1918 silent film by Harry A. Pollard

The Danger Game is a 1918 American silent comedy film, directed by Harry A. Pollard. It stars Madge Kennedy, Tom Moore, and Paul Doucet, and was released on April 7, 1918.

==Cast list==
- Madge Kennedy as Clytie Rogers
- Tom Moore as Jimmy Gilpin
- Paul Doucet as LeRoy Hunter
- Ned Burton as William Rogers
- Mabel Ballin as May Wentworth
- Kate Blancke as Mrs. Rogers

==Plot==

The Danger Game (1918)

Socialite Clytie Rogers writes a novel about a rich society girl who commits a robbery. The book is panned by critics, including Jimmy Gilpin, who find the premise of the book implausible. In order to prove them wrong, Clytie decides to commit a theft. However her plans go awry as she is confronted by a policeman who finds her breaking into an apartment. He believes her to be the known thief, Powder Nose Annie, and arrests her. When Gilpin sees her in jail, he concocts a scheme to break her out so that they can go on a robbery spree. He poses as another thief, and gets her out. However, after freeing her, he takes her back to her home. Later, in his true identity, he calls on her and they fall in love. She forgives him and the two get married.

==Reception==
The Philadelphia Inquirer gave the film a good review, talking about Madge Kennedy's departure from her usual type of comedic roles, stating that her "art was never revealed to a greater advantage" than in this film, which "her personality dominates the play". They complimented the supporting company, the settings, and the plot.

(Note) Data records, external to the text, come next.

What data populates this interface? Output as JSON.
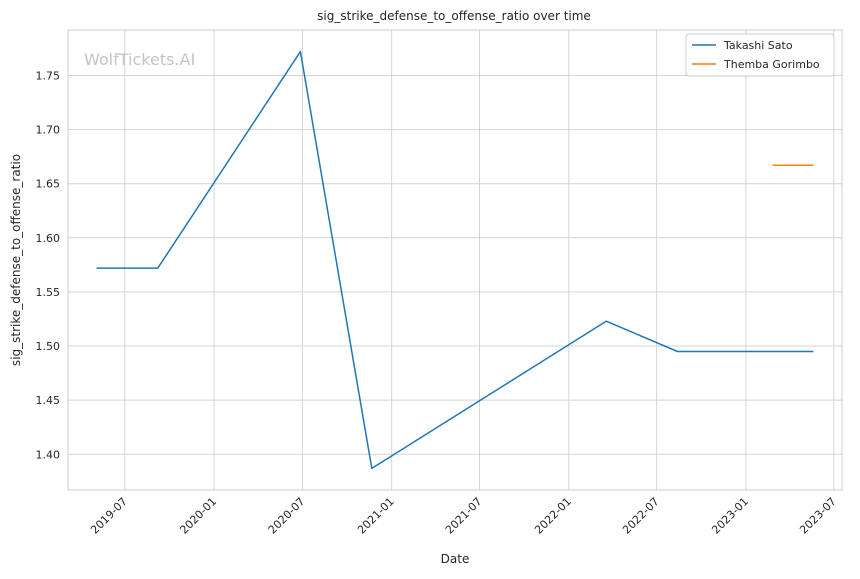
{
  "watermark": "WolfTickets.AI",
  "chart_data": {
    "type": "line",
    "title": "sig_strike_defense_to_offense_ratio over time",
    "xlabel": "Date",
    "ylabel": "sig_strike_defense_to_offense_ratio",
    "x_ticks": [
      "2019-07",
      "2020-01",
      "2020-07",
      "2021-01",
      "2021-07",
      "2022-01",
      "2022-07",
      "2023-01",
      "2023-07"
    ],
    "y_ticks": [
      1.4,
      1.45,
      1.5,
      1.55,
      1.6,
      1.65,
      1.7,
      1.75
    ],
    "xlim": [
      "2019-03-06",
      "2023-07-18"
    ],
    "ylim": [
      1.367,
      1.792
    ],
    "grid": true,
    "legend_position": "top-right",
    "series": [
      {
        "name": "Takashi Sato",
        "color": "#1f77b4",
        "points": [
          {
            "x": "2019-05-04",
            "y": 1.572
          },
          {
            "x": "2019-09-07",
            "y": 1.572
          },
          {
            "x": "2020-06-27",
            "y": 1.772
          },
          {
            "x": "2020-11-21",
            "y": 1.387
          },
          {
            "x": "2022-03-19",
            "y": 1.523
          },
          {
            "x": "2022-08-13",
            "y": 1.495
          },
          {
            "x": "2023-05-20",
            "y": 1.495
          }
        ]
      },
      {
        "name": "Themba Gorimbo",
        "color": "#ff7f0e",
        "points": [
          {
            "x": "2023-02-25",
            "y": 1.667
          },
          {
            "x": "2023-05-20",
            "y": 1.667
          }
        ]
      }
    ]
  }
}
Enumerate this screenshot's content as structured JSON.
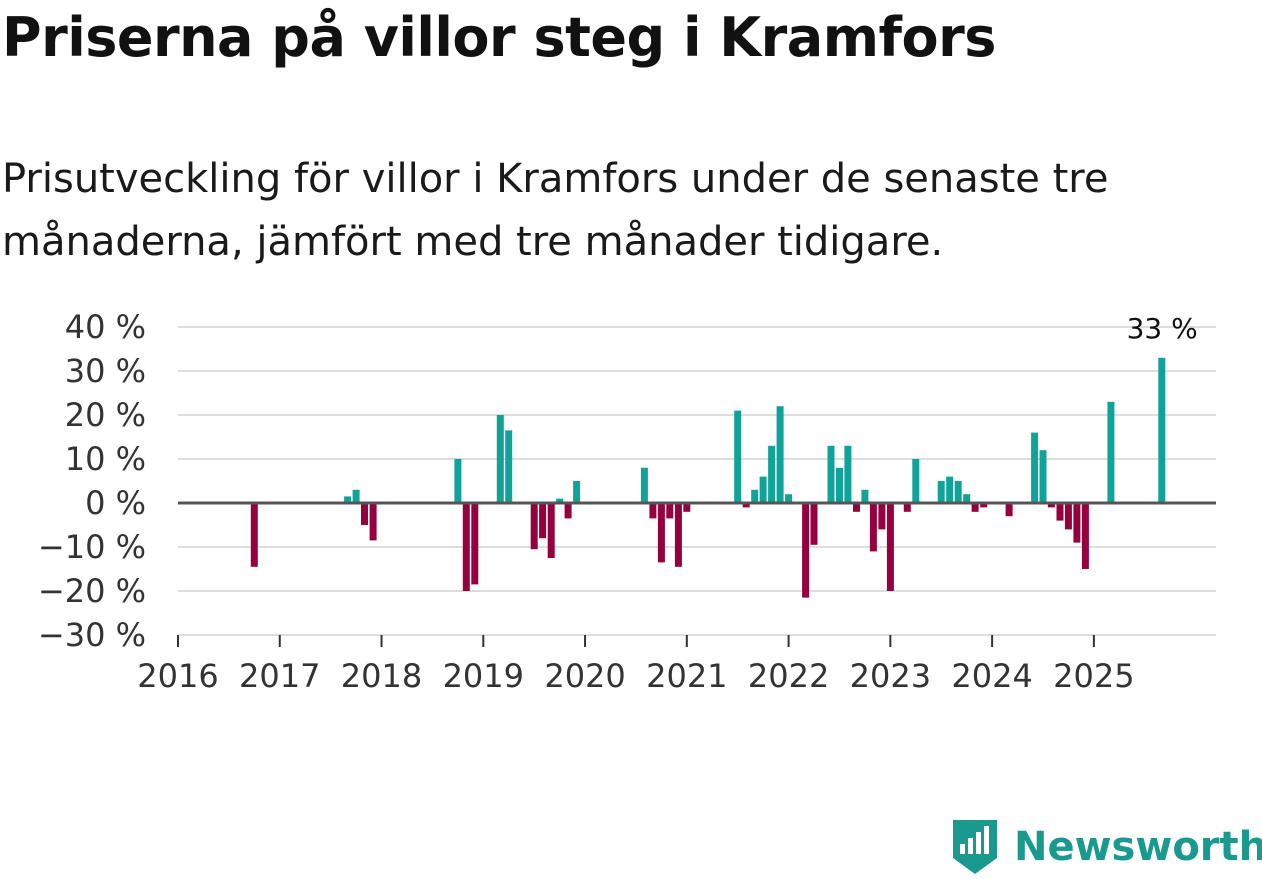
{
  "title": "Priserna på villor steg i Kramfors",
  "subtitle": "Prisutveckling för villor i Kramfors under de senaste tre månaderna, jämfört med tre månader tidigare.",
  "brand": {
    "name": "Newsworthy",
    "color": "#1a9a8f",
    "icon": "newsworthy-logo-icon"
  },
  "colors": {
    "positive": "#10a39a",
    "negative": "#96003e",
    "grid": "#dddddd",
    "zero_line": "#555555"
  },
  "chart_data": {
    "type": "bar",
    "title": "Priserna på villor steg i Kramfors",
    "xlabel": "",
    "ylabel": "",
    "ylim": [
      -30,
      40
    ],
    "y_ticks": [
      40,
      30,
      20,
      10,
      0,
      -10,
      -20,
      -30
    ],
    "y_tick_labels": [
      "40 %",
      "30 %",
      "20 %",
      "10 %",
      "0 %",
      "−10 %",
      "−20 %",
      "−30 %"
    ],
    "x_range": [
      2016.0,
      2026.2
    ],
    "x_ticks": [
      2016,
      2017,
      2018,
      2019,
      2020,
      2021,
      2022,
      2023,
      2024,
      2025
    ],
    "x_tick_labels": [
      "2016",
      "2017",
      "2018",
      "2019",
      "2020",
      "2021",
      "2022",
      "2023",
      "2024",
      "2025"
    ],
    "annotation": {
      "text": "33 %",
      "x": 2025.667,
      "y": 33
    },
    "series": [
      {
        "name": "Prisutveckling",
        "unit": "%",
        "points": [
          {
            "x": 2016.75,
            "y": -14.5
          },
          {
            "x": 2017.667,
            "y": 1.5
          },
          {
            "x": 2017.75,
            "y": 3
          },
          {
            "x": 2017.833,
            "y": -5
          },
          {
            "x": 2017.917,
            "y": -8.5
          },
          {
            "x": 2018.75,
            "y": 10
          },
          {
            "x": 2018.833,
            "y": -20
          },
          {
            "x": 2018.917,
            "y": -18.5
          },
          {
            "x": 2019.167,
            "y": 20
          },
          {
            "x": 2019.25,
            "y": 16.5
          },
          {
            "x": 2019.5,
            "y": -10.5
          },
          {
            "x": 2019.583,
            "y": -8
          },
          {
            "x": 2019.667,
            "y": -12.5
          },
          {
            "x": 2019.75,
            "y": 1
          },
          {
            "x": 2019.833,
            "y": -3.5
          },
          {
            "x": 2019.917,
            "y": 5
          },
          {
            "x": 2020.583,
            "y": 8
          },
          {
            "x": 2020.667,
            "y": -3.5
          },
          {
            "x": 2020.75,
            "y": -13.5
          },
          {
            "x": 2020.833,
            "y": -3.5
          },
          {
            "x": 2020.917,
            "y": -14.5
          },
          {
            "x": 2021.0,
            "y": -2
          },
          {
            "x": 2021.5,
            "y": 21
          },
          {
            "x": 2021.583,
            "y": -1
          },
          {
            "x": 2021.667,
            "y": 3
          },
          {
            "x": 2021.75,
            "y": 6
          },
          {
            "x": 2021.833,
            "y": 13
          },
          {
            "x": 2021.917,
            "y": 22
          },
          {
            "x": 2022.0,
            "y": 2
          },
          {
            "x": 2022.167,
            "y": -21.5
          },
          {
            "x": 2022.25,
            "y": -9.5
          },
          {
            "x": 2022.417,
            "y": 13
          },
          {
            "x": 2022.5,
            "y": 8
          },
          {
            "x": 2022.583,
            "y": 13
          },
          {
            "x": 2022.667,
            "y": -2
          },
          {
            "x": 2022.75,
            "y": 3
          },
          {
            "x": 2022.833,
            "y": -11
          },
          {
            "x": 2022.917,
            "y": -6
          },
          {
            "x": 2023.0,
            "y": -20
          },
          {
            "x": 2023.167,
            "y": -2
          },
          {
            "x": 2023.25,
            "y": 10
          },
          {
            "x": 2023.5,
            "y": 5
          },
          {
            "x": 2023.583,
            "y": 6
          },
          {
            "x": 2023.667,
            "y": 5
          },
          {
            "x": 2023.75,
            "y": 2
          },
          {
            "x": 2023.833,
            "y": -2
          },
          {
            "x": 2023.917,
            "y": -1
          },
          {
            "x": 2024.167,
            "y": -3
          },
          {
            "x": 2024.417,
            "y": 16
          },
          {
            "x": 2024.5,
            "y": 12
          },
          {
            "x": 2024.583,
            "y": -1
          },
          {
            "x": 2024.667,
            "y": -4
          },
          {
            "x": 2024.75,
            "y": -6
          },
          {
            "x": 2024.833,
            "y": -9
          },
          {
            "x": 2024.917,
            "y": -15
          },
          {
            "x": 2025.167,
            "y": 23
          },
          {
            "x": 2025.667,
            "y": 33
          }
        ]
      }
    ]
  }
}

Overall they said the film is "strong and absorbing" with "comedy relief...making the picture wholesome, refreshing and well worth seeing." Photoplay called it "one of the few good pictures this firm [ Goldwyn Pictures ] has made. The called Kennedy's performance a "confection of hilarity", and also applauded Tom Moore as the best foil she ever had.
Picture-Play Magazine also gave it a positive review, calling it the best thing that Roy Sommerville had ever written. They stated that the film was a "merry farce, full of surprises and humorous situations, and cleverly acted by Miss Kennedy and Tom Moore."